Im Frühjahr hat die Landesregierung unter SPD und CDU ein niedersächsisches Polizeigesetz vorgestellt, dass in seiner Gesamtheit freiheits- und bürger*innenfeindlich ist und die Befugnisse der niedersächsischen Polizei unverhältnismäßig ausweitet. Trotz der Gründung eines breit aufgestellten Bündnisses und einer Demonstration, an der um die 15 000 Menschen teilnahmen, sieht die rot-schwarze Regierung keinen Grund ihren Kurs zu überdenken und reagiert nicht angemessen auf die vorgetragene Kritik jeglicher Seite. Die Ansage, das Gesetz noch diesen Dezember beschließen zu wollen, lässt dabei jegliches Demokratieverständnis missen.

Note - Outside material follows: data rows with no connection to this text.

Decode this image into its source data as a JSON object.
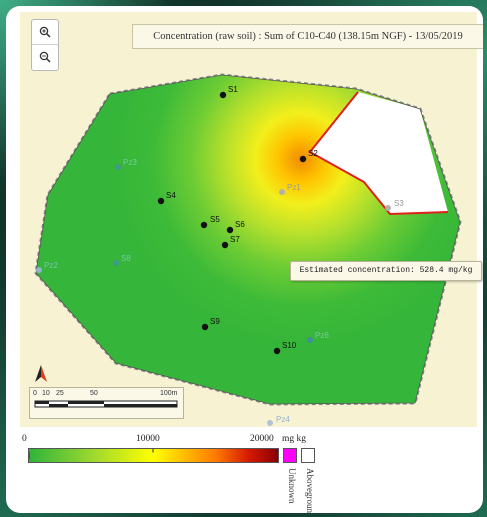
{
  "map": {
    "title": "Concentration (raw soil) : Sum of C10-C40 (138.15m NGF) - 13/05/2019",
    "tooltip": "Estimated concentration: 528.4 mg/kg",
    "zoom_in_icon": "zoom-in-icon",
    "zoom_out_icon": "zoom-out-icon",
    "north_icon": "north-arrow-icon",
    "samples": [
      {
        "id": "s1",
        "label": "S1"
      },
      {
        "id": "s2",
        "label": "S2"
      },
      {
        "id": "s4",
        "label": "S4"
      },
      {
        "id": "s5",
        "label": "S5"
      },
      {
        "id": "s6",
        "label": "S6"
      },
      {
        "id": "s7",
        "label": "S7"
      },
      {
        "id": "s9",
        "label": "S9"
      },
      {
        "id": "s10",
        "label": "S10"
      }
    ],
    "grey_points": [
      {
        "id": "pz1",
        "label": "Pz1"
      },
      {
        "id": "s3",
        "label": "S3"
      }
    ],
    "piezometers": [
      {
        "id": "pz3",
        "label": "Pz3"
      },
      {
        "id": "pz2",
        "label": "Pz2"
      },
      {
        "id": "s8",
        "label": "S8"
      },
      {
        "id": "pz6",
        "label": "Pz6"
      }
    ],
    "pz4_label": "Pz4"
  },
  "scale": {
    "labels": [
      "0",
      "10",
      "25",
      "50",
      "100m"
    ]
  },
  "legend": {
    "min": "0",
    "mid": "10000",
    "max": "20000",
    "unit": "mg kg",
    "unknown_label": "Unknown",
    "aboveground_label": "Aboveground",
    "colors": {
      "low": "#2fb43a",
      "mid": "#ffff00",
      "high": "#8b0000",
      "unknown": "#ff00ff",
      "aboveground": "#ffffff"
    }
  }
}
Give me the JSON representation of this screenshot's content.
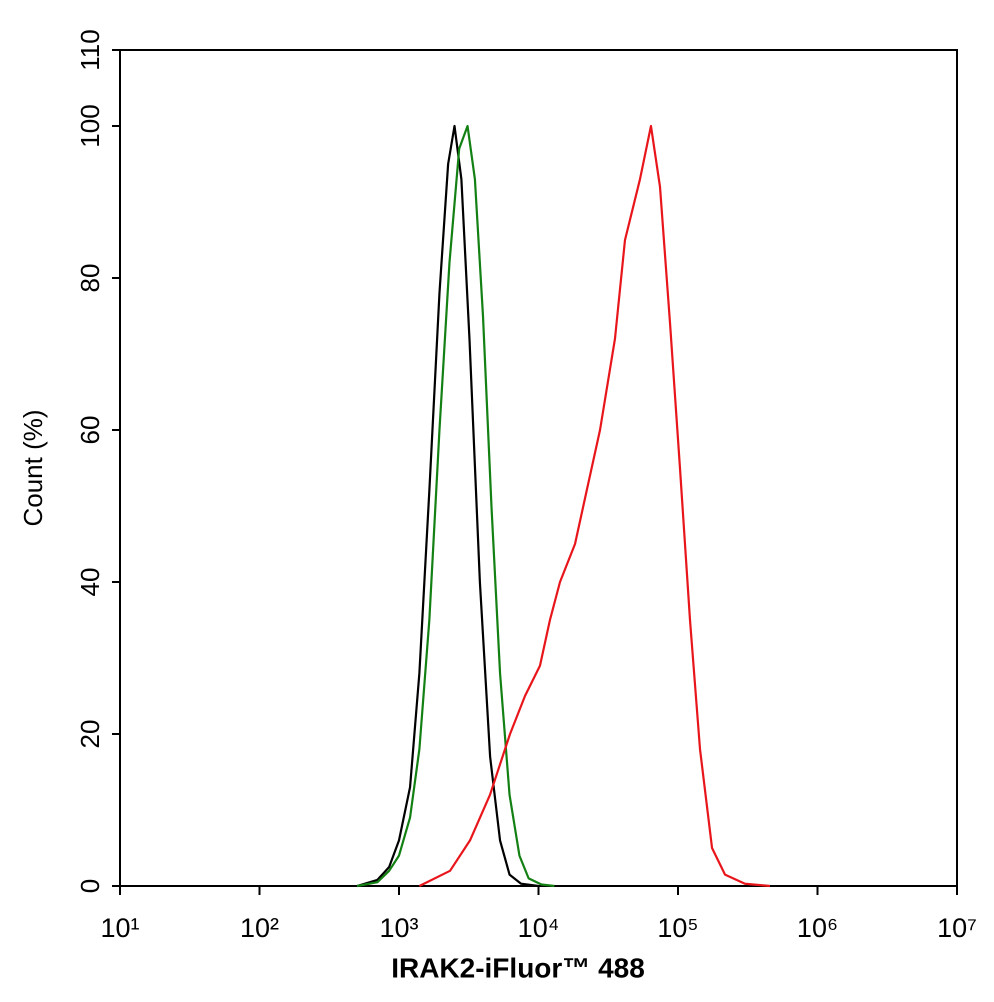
{
  "chart_data": {
    "type": "line",
    "xlabel": "IRAK2-iFluor™ 488",
    "ylabel": "Count  (%)",
    "xscale": "log",
    "xlim": [
      10,
      10000000
    ],
    "xticks": [
      {
        "value": 10,
        "label": "10¹"
      },
      {
        "value": 100,
        "label": "10²"
      },
      {
        "value": 1000,
        "label": "10³"
      },
      {
        "value": 10000,
        "label": "10⁴"
      },
      {
        "value": 100000,
        "label": "10⁵"
      },
      {
        "value": 1000000,
        "label": "10⁶"
      },
      {
        "value": 10000000,
        "label": "10⁷"
      }
    ],
    "ylim": [
      0,
      110
    ],
    "yticks": [
      0,
      20,
      40,
      60,
      80,
      100,
      110
    ],
    "series": [
      {
        "color": "#000000",
        "x": [
          500,
          700,
          850,
          1000,
          1200,
          1400,
          1650,
          1950,
          2250,
          2500,
          2800,
          3200,
          3800,
          4500,
          5300,
          6200,
          7500,
          10000
        ],
        "values": [
          0,
          0.8,
          2.5,
          6,
          13,
          28,
          52,
          78,
          95,
          100,
          93,
          72,
          40,
          17,
          6,
          1.5,
          0.3,
          0
        ]
      },
      {
        "color": "#138013",
        "x": [
          500,
          700,
          850,
          1000,
          1200,
          1400,
          1650,
          1950,
          2300,
          2700,
          3100,
          3500,
          4000,
          4600,
          5300,
          6200,
          7300,
          8500,
          10500,
          13000
        ],
        "values": [
          0,
          0.5,
          2,
          4,
          9,
          18,
          35,
          60,
          82,
          97,
          100,
          93,
          75,
          50,
          28,
          12,
          4,
          1,
          0.2,
          0
        ]
      },
      {
        "color": "#e8161b",
        "x": [
          1400,
          2322,
          3228,
          4490,
          6250,
          8000,
          10250,
          12080,
          14260,
          18270,
          21540,
          27600,
          35330,
          41690,
          53400,
          64000,
          74300,
          87700,
          103300,
          121900,
          143800,
          175400,
          217300,
          302000,
          456000
        ],
        "values": [
          0,
          2,
          6,
          12,
          20,
          25,
          29,
          35,
          40,
          45,
          51,
          60,
          72,
          85,
          93,
          100,
          92,
          74,
          55,
          35,
          18,
          5,
          1.5,
          0.3,
          0
        ]
      }
    ]
  }
}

Weder die vom gesetzgebenden Beratungsdienst angesprochenen rechtlichen Unklarheiten noch die Befürchtungen und Kritikpunkte der Gesellschaft werden damit ernstgenommen. Die Grüne Jugend Niedersachen bestärkt deshalb ihre Forderung danach, das Gesetz aufgrund der Reaktionen innerhalb der Gesellschaft zurückzunehmen und, dass die Landesregierung ihren Fehler einsieht. Darüber hinaus kritisieren wir das skandalöse Verhalten der Regierung und deren Versuch sachliche Kritik derartig zu unterbinden. Eine vorschnelle Behandlung des Gesetzes im Dezember macht deutlich, dass die die GroKo keineswegs an der Meinung verschiedenster gesellschaftlicher Akteure interessiert ist. Deshalb ruft die Grüne Jugend Niedersachsen dazu auf, am weiterhin lautstark auf die Straße zu gehen und ihrem Protest in verschiedensten Formen Ausdruck zu bringen. Denn der Kampf gegen das NPOG und den Überwachungsstaat geht weiter!